Les difficultés rencontrées jusqu'à présent par la transition énergétique tiennent à plusieurs raisons, qui tirent toute leur origine de l'intermittence subie :
- des composantes étroitement complémentaires sont parvenues aujourd'hui à des niveaux de maturité extrêmement divers, ce qui gêne leur mise en oeuvre. Ainsi, la production d'énergie renouvelable intermittente, l'utilisation maximale de cette énergie au moment où elle est produite et le stockage de l'excédent forment en réalité un tout, alors que seules certaines techniques permettant d'obtenir de l'énergie renouvelable intermittente sont actuellement parvenues à une maturité permettant d'envisager leur utilisation à grande échelle, mais au prix d'un système énergétique boiteux ;
- en l'absence de capacité de stockage digne de ce nom et faute de « réseaux intelligents » à même de caler partiellement la consommation d'énergie sur la production, les lignes à haute tension subissent des variations qui n'avaient pas été anticipées lors de leur conception ;
- combinée avec l'attribution à guichets ouverts de tarifs garantis au profit des producteurs d'électricité renouvelable intermittente, leur accès prioritaire au marché de gros se traduit notamment par des apports massifs d'électricité lorsque le vent souffle et que le soleil est radieux, si bien que le prix peut y devenir nul, voire négatif !

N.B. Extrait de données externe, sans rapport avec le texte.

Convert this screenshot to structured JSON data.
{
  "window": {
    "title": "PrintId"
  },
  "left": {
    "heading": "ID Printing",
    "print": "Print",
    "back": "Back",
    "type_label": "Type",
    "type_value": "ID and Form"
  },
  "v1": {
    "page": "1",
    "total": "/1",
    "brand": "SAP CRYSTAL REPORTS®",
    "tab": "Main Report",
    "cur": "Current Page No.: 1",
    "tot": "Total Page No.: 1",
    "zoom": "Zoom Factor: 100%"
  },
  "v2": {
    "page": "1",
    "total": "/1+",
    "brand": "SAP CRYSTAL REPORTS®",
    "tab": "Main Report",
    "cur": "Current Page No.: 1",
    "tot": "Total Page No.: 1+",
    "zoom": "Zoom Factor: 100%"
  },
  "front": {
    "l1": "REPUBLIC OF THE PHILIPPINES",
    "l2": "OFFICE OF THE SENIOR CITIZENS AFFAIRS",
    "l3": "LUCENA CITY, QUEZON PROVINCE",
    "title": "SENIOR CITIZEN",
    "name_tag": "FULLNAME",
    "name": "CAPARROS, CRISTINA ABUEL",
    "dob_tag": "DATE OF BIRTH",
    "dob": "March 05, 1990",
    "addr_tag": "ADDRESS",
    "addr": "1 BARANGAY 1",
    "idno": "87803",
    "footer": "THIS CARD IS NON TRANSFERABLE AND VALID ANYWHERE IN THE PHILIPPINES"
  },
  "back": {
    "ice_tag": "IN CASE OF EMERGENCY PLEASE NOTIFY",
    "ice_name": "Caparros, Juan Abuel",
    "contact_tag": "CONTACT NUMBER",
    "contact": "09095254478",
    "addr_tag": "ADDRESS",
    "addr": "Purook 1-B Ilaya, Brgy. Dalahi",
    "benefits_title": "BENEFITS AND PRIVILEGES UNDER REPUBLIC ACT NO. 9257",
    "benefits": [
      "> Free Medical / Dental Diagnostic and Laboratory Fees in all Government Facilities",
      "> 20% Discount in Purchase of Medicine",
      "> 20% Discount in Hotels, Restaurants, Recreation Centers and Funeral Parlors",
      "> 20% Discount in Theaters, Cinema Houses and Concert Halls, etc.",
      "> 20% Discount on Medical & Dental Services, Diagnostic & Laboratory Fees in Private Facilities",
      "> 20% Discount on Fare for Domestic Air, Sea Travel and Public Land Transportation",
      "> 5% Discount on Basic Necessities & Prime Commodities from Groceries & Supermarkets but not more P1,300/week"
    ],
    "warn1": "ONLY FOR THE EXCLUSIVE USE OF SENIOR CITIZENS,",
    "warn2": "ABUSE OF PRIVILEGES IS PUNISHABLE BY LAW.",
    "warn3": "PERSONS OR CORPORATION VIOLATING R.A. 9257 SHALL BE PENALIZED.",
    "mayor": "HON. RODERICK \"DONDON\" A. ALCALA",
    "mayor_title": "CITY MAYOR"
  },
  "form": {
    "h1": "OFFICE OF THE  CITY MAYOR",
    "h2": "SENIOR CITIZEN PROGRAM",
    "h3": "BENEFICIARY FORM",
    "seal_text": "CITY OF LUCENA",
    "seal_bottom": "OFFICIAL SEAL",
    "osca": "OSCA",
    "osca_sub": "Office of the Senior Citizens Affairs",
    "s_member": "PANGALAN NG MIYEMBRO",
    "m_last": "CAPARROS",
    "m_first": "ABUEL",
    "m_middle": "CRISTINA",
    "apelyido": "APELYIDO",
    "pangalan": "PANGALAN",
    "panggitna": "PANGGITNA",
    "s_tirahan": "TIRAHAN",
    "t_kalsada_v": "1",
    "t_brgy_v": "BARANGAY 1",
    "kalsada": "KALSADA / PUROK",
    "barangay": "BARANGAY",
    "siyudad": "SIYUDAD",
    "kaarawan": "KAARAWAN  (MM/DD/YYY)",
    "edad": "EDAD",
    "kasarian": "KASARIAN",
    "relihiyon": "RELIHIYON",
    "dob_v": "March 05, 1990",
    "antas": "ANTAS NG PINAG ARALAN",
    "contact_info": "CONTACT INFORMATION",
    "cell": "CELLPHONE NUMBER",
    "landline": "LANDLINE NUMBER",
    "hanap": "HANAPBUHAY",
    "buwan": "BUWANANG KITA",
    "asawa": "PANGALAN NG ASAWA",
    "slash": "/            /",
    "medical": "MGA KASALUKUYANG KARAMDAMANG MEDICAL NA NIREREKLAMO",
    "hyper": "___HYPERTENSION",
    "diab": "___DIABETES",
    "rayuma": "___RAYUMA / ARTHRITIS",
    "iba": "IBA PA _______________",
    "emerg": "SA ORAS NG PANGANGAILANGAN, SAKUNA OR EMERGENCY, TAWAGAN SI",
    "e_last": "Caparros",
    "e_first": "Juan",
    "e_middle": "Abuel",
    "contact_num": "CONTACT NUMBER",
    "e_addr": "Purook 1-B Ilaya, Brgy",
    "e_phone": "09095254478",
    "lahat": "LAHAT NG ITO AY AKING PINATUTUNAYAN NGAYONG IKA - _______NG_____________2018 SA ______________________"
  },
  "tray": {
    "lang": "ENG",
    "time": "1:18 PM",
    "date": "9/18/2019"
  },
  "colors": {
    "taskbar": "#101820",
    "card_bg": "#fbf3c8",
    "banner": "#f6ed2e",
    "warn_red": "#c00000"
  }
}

- les conséquences de la production intermittente d'électricité renouvelable sont ainsi répercutées sur les producteurs traditionnels, avec un risque croissant de défaillances pouvant compromettre une fourniture d'énergie suffisante lorsque le temps est couvert et le vent ne souffle pas, sauf à mettre sur pied un marché de capacités disponibles, qui pour l'heure n'existe pas.
- le principe même des énergies naturelles renouvelables consiste à investir beaucoup aujourd'hui pour disposer demain d'une énergie au coût marginal nul ou négligeable. Or, le marché valorise les fournitures précisément au coût marginal. Pour l'heure, la seule solution mise en oeuvre revient à garantir le prix de vente de l'électricité ainsi obtenue, quelle que soit son utilité pour les consommateurs. Modestes au départ, les sommes en cause deviennent intenables même pour la très prospère économie allemande.
Le moment est donc venu pour les deux principaux producteurs d'énergie renouvelable au sein de l'Union européenne - l'Allemagne et la France, qui sont aussi les principaux producteurs d'énergie toutes catégories confondues, ainsi que ses deux principaux consommateurs - de conduire une réflexion leur permettant d'élaborer des schémas cohérents d'investissements faisant appel à des ensembles de techniques matures mais non exposées à une obsolescence trop rapide. Pour être véritablement efficace, cette coopération devra impérativement comporter tout un volet consacré à la gestion économique du système énergétique, pour préserver les marchés des perturbations aberrantes dont les consommateurs ne tirent aucun avantage, alors qu'elles compromettent la survie d'opérateurs indispensables à la fourniture d'électricité, tout en incitant à l'usage maximum du charbon et du lignite, sources d'énergie contraires par excellence à toute préoccupation environnementale portant sur la pureté de l'air ou le réchauffement climatique.